How Do We Put Odds On The Midterm Elections?
We at Minter Have been asked quite a few times lately how we think the election will turn out and how will it affect the market.
For starters, handicapping elections and predicting the outcome of House and Senate seats in places such as California, Florida and West Virginia, we think is best left to the experts. It seems to us the general consensus is that the Democrats will win the House, the Republicans will keep control of the Senate.
- Large changes to future campaigns and ethics laws (Republican will fight)

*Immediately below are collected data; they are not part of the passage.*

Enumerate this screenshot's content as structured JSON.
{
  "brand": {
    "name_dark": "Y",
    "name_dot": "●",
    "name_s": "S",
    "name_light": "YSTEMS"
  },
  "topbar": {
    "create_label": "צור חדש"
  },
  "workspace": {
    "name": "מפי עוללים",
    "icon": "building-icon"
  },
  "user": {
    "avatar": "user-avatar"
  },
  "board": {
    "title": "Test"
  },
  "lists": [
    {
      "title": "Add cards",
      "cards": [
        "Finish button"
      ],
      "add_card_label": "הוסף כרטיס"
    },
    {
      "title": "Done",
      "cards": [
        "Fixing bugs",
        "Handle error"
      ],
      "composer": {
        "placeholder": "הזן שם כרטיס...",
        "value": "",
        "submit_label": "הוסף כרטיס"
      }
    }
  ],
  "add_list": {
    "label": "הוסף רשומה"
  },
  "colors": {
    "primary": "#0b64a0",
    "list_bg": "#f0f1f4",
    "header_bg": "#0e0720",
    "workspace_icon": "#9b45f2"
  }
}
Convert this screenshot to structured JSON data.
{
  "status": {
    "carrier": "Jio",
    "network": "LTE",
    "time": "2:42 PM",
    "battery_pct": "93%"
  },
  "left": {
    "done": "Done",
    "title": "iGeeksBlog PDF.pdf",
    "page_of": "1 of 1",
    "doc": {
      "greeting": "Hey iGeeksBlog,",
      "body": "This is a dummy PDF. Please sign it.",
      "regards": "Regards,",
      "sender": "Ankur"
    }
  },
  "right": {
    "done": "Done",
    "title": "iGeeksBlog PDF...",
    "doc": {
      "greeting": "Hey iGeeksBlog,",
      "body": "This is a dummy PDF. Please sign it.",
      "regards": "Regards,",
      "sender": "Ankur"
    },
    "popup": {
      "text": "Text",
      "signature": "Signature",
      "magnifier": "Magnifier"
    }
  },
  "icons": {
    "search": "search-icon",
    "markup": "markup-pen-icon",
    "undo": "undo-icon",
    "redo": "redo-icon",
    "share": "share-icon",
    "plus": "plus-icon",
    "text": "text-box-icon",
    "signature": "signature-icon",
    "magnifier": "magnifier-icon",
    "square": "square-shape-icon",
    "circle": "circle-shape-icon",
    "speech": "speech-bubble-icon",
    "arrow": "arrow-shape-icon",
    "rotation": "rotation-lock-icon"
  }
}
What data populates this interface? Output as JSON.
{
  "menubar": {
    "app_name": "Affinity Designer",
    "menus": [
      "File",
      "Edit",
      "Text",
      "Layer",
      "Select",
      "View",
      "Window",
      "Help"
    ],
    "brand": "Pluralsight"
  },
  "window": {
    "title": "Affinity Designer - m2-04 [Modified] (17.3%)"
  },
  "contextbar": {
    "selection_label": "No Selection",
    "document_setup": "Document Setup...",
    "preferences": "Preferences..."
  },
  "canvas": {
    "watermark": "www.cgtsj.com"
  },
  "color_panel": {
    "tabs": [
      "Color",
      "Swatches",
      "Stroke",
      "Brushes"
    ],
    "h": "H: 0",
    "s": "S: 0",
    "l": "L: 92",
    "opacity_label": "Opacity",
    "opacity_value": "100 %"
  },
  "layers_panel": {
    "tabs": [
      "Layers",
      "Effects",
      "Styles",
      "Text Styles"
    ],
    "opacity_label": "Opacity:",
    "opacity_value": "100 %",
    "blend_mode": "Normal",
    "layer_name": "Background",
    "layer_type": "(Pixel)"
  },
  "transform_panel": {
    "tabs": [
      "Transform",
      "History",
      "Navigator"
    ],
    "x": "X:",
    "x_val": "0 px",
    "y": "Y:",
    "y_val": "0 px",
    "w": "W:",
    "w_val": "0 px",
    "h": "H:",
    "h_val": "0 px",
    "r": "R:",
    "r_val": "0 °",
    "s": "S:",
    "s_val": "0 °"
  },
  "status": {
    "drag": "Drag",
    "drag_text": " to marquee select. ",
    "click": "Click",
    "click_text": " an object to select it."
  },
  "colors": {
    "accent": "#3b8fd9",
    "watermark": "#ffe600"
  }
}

- Infrastructure Investment (maybe able to work with Republicans and Trump)
- Drug prescription costs (Should be issue that all can agree on, except those representatives that are supported by pharma!)
- Investigations into President Trump and his administration. (Will there be any cooperation if the Democrat controlled House goes hard on attacking the administration?)
We believe that if:
Republicans hold both house and Senate, the markets will be pleased short term and expect more tax cuts and business friendly focus from Washington.
Democrats win House and focus on above issues, we think the market takes little notice and rather takes lead from trade developments and the Fed.
Democrats should happen to win House and Senate, we envision the markets not liking the scenario of a 2 year battle between Trump and the Democratic controlled Congress.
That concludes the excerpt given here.